Data-driven, hypothesis-first approaches enabled by a digital strategy allow researchers to break down problems in such a way that smaller questions can start the journey toward validating an assumption. Researchers can then continuously grow a confirmed body of knowledge and iterate on a series of easily traceable adjustments to arrive at a conclusion that instills confidence in each stage of their exploration.
A Call To Action For Pharma
Personalized medicine holds the promise to advance patient treatment and elevate the standard of care but only with proper insight into the mechanisms causing or contributing to a disease. Advanced analytics achieved through the implementation of AI with machine learning and large-scale information and signals processing, at all levels of drug production, could hold the advantage the pharma industry needs to achieve this. The ability it offers to engage in safe, ethical design protocols that provide early indications of efficacy and safety may be the key factor in driving the industry to focus on individual needs, rather than those of an entire population. It creates a shortcut of years of costly post-production studies, helps recoup the high costs of drug development, and generates high-profit margins.
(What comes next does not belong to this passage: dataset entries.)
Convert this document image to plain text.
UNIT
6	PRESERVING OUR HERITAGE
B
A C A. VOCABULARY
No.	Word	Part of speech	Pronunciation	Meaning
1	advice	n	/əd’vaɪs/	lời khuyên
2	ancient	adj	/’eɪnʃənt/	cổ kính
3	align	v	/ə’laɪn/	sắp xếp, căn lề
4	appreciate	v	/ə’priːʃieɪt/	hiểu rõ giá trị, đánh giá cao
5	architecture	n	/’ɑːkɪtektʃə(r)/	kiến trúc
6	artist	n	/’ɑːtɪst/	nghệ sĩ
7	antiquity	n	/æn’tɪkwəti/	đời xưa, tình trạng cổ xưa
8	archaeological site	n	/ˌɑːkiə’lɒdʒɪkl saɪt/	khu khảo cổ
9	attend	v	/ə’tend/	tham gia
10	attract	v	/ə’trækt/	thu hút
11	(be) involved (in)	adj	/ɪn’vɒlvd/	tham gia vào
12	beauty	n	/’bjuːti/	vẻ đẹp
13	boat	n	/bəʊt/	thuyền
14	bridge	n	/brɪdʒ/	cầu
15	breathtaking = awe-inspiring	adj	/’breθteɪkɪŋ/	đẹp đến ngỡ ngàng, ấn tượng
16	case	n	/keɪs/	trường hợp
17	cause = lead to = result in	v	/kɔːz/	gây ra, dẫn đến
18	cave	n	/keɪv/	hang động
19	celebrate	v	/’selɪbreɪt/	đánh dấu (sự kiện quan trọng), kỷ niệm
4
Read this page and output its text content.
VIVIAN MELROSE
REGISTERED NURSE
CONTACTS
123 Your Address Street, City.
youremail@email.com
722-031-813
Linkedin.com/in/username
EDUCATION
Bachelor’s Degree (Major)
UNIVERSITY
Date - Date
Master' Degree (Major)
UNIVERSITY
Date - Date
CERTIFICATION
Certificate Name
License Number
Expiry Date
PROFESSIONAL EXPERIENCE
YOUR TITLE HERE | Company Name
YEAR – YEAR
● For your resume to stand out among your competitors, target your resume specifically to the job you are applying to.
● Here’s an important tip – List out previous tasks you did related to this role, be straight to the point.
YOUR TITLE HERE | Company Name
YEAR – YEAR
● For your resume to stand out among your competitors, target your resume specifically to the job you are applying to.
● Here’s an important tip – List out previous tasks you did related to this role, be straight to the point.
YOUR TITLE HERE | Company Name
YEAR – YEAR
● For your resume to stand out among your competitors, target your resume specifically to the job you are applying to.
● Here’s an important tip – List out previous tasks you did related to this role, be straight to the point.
Doing so requires a trusted information provider to acquire and prepare the data without insertion of bias and offers a line of traceability that effectively demonstrates the accuracy and sustainability of the data delivery. By establishing and maintaining trust with information consumers, they can operate an information gateway that is logical, as it is based on what is being seen in the healthcare ecosystem for a targeted patient cohort. It is important, however, that pharma companies review this relationship by running parameters or scenarios of known outcomes, so the ecosystem can be tested on specific questions to see what process is used to arrive at the expected answers.
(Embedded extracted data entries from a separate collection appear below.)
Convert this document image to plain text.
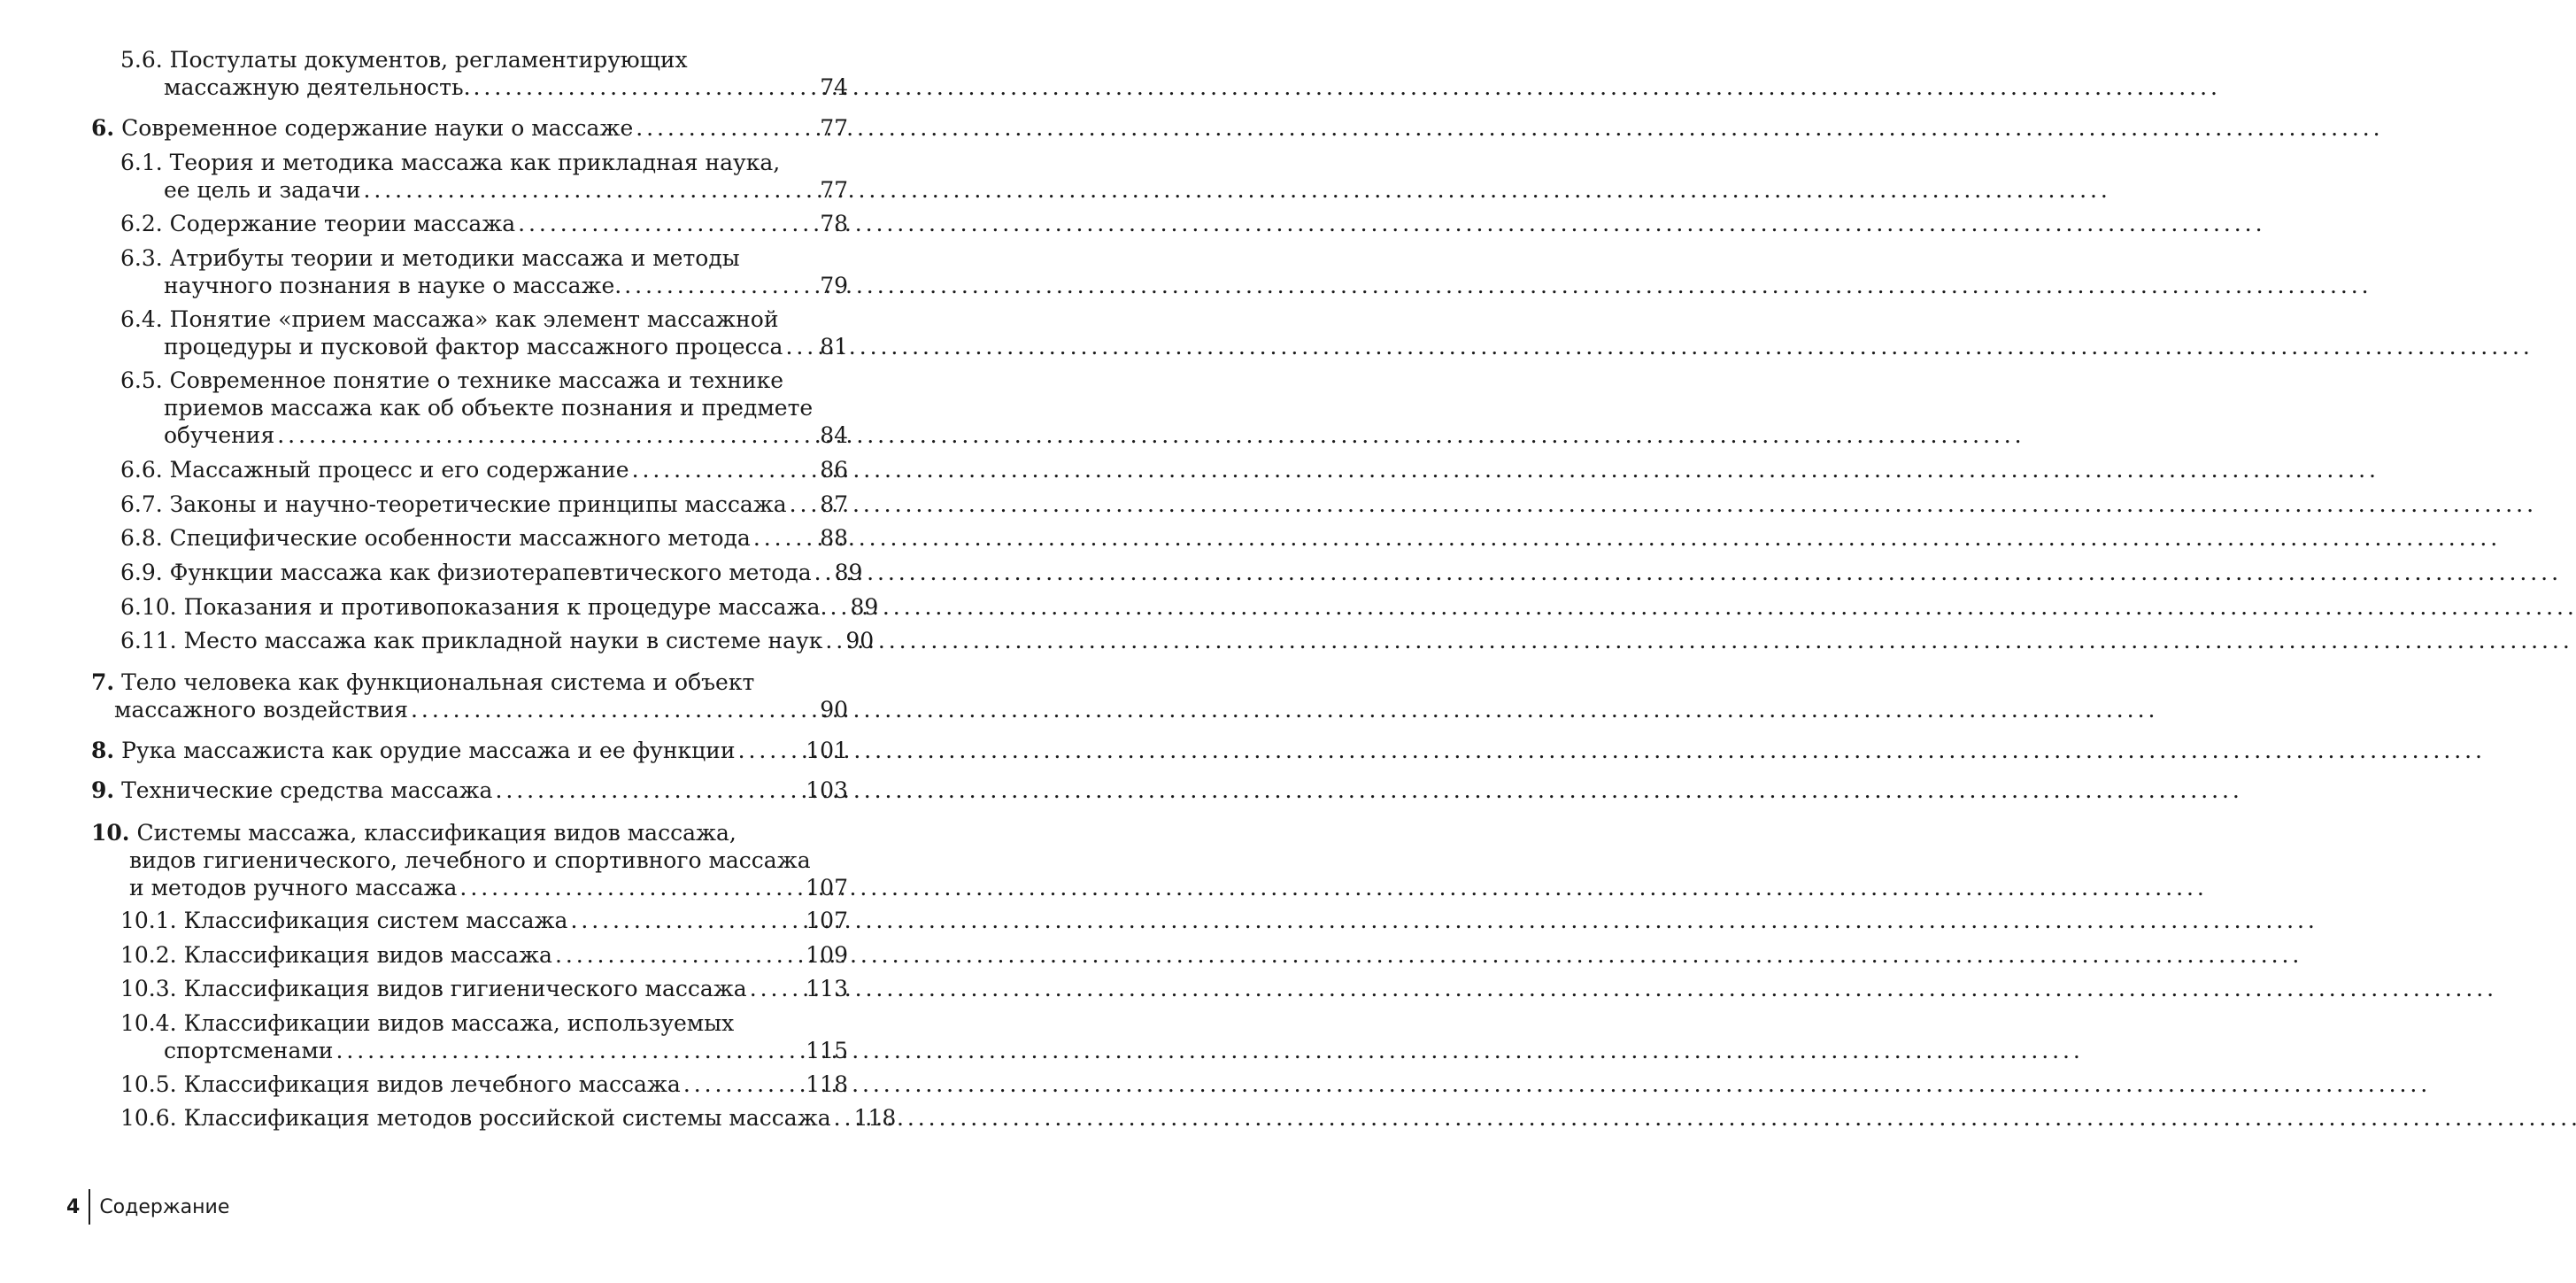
5.6. Постулаты документов, регламентирующих
массажную деятельность. . . .	74
6. Современное содержание науки о массаже . . .	77
6.1. Теория и методика массажа как прикладная наука,
ее цель и задачи . . .	77
6.2. Содержание теории массажа . . .	78
6.3. Атрибуты теории и методики массажа и методы
научного познания в науке о массаже. . . .	79
6.4. Понятие «прием массажа» как элемент массажной
процедуры и пусковой фактор массажного процесса . . . 81
6.5. Современное понятие о технике массажа и технике
приемов массажа как об объекте познания и предмете
обучения . . .	84
6.6. Массажный процесс и его содержание . . .	86
6.7. Законы и научно-теоретические принципы массажа . . . 87
6.8. Специфические особенности массажного метода . . .	88
6.9. Функции массажа как физиотерапевтического метода . . . 89
6.10. Показания и противопоказания к процедуре массажа. . . . 89
6.11. Место массажа как прикладной науки в системе наук . . . 90
7. Тело человека как функциональная система и объект
массажного воздействия . . .	90
8. Рука массажиста как орудие массажа и ее функции . . .	101
9. Технические средства массажа . . .	103
10. Системы массажа, классификация видов массажа,
видов гигиенического, лечебного и спортивного массажа
и методов ручного массажа . . .	107
10.1. Классификация систем массажа . . .	107
10.2. Классификация видов массажа . . .	109
10.3. Классификация видов гигиенического массажа . . .	113
10.4. Классификации видов массажа, используемых
спортсменами . . .	115
10.5. Классификация видов лечебного массажа . . .	118
10.6. Классификация методов российской системы массажа . . . 118
4 Содержание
Restored trust across the health information supply chain could lead to a tremendous collaboration between all actors. It would also further establish bridges across interconnected research communities and eventually position patients at the center of the health information exchanging, rewarding them for proactively taking part in this complex research effort. In the end, designing and developing drugs with a more accurate understanding of not just what the patient needs but what medication is most effective opens the pharmaceutical industry up to new opportunities that could lower the cost of drug development, transform patient care, and save lives, ultimately reshape the future of medicine.